During the Occupation, between September 1940 and August 1944, the Hotel Meurice served both as the headquarters of the German military command of the Paris garrison6 and as General Dietrich von's official residence Choltitz7.

In the 1950s, the crowned heads made way for a rich clientele of business people, show-business stars, and other artists. Among the latter was Salvador Dalí, who resided there for one month a year in the former royal suite of Alfonso XIII, from 1959 until his death thirty years later.

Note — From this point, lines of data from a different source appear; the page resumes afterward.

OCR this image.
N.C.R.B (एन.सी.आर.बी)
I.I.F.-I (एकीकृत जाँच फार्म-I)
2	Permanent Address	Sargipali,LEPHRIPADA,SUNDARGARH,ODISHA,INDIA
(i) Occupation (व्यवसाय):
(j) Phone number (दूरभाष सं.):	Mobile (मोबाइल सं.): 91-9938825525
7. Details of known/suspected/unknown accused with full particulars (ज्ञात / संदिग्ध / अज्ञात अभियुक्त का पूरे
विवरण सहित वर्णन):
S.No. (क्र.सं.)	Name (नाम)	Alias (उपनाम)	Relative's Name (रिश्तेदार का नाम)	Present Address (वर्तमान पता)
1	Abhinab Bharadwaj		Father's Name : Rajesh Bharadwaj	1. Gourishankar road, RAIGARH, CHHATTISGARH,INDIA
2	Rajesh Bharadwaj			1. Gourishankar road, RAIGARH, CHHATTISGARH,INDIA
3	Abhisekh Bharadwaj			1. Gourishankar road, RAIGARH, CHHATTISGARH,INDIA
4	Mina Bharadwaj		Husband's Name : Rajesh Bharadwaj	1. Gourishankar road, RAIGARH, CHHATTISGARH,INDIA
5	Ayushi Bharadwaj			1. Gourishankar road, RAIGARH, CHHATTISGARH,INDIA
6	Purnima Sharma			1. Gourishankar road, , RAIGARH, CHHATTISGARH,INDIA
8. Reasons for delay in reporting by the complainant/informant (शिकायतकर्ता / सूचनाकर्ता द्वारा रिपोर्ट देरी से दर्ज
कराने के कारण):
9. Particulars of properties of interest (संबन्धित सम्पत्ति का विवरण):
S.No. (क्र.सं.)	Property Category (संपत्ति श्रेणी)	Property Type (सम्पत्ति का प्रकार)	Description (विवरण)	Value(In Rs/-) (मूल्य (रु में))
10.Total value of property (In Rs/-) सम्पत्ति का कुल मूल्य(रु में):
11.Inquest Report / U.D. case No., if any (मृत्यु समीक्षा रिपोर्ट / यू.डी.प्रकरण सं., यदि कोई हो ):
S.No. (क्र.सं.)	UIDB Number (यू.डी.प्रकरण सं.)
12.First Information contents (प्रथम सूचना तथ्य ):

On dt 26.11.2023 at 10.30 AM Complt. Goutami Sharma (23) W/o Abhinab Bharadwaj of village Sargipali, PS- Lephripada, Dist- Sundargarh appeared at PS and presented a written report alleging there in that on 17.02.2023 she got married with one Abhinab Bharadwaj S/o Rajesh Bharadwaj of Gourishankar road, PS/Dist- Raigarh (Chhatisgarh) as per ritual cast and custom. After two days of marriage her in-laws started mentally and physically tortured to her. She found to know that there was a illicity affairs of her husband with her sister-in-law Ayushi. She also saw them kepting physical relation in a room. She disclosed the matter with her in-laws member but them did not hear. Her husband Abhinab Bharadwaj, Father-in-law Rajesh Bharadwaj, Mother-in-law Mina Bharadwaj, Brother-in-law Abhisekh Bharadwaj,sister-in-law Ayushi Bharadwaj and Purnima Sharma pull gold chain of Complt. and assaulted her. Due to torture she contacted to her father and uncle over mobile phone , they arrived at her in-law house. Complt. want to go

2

In 1984, the establishment was acquired for approximately $100 million by the Aga Khan IV, which he sold in 1997 to the Dorchester Collection, owned by the Sultan of Brunei. Between 1998 and 2000, the hotel underwent a major renovation, restoration, and modification of certain areas, led by Jean-Loup Roubert, chief architect of civil and national palaces.

In 2007, the designer Philippe Starck refreshed the general decoration. In 2008, the hotel launched the Le Meurice Prize for Contemporary Art, a prize that has been suspended since April 13, 2008.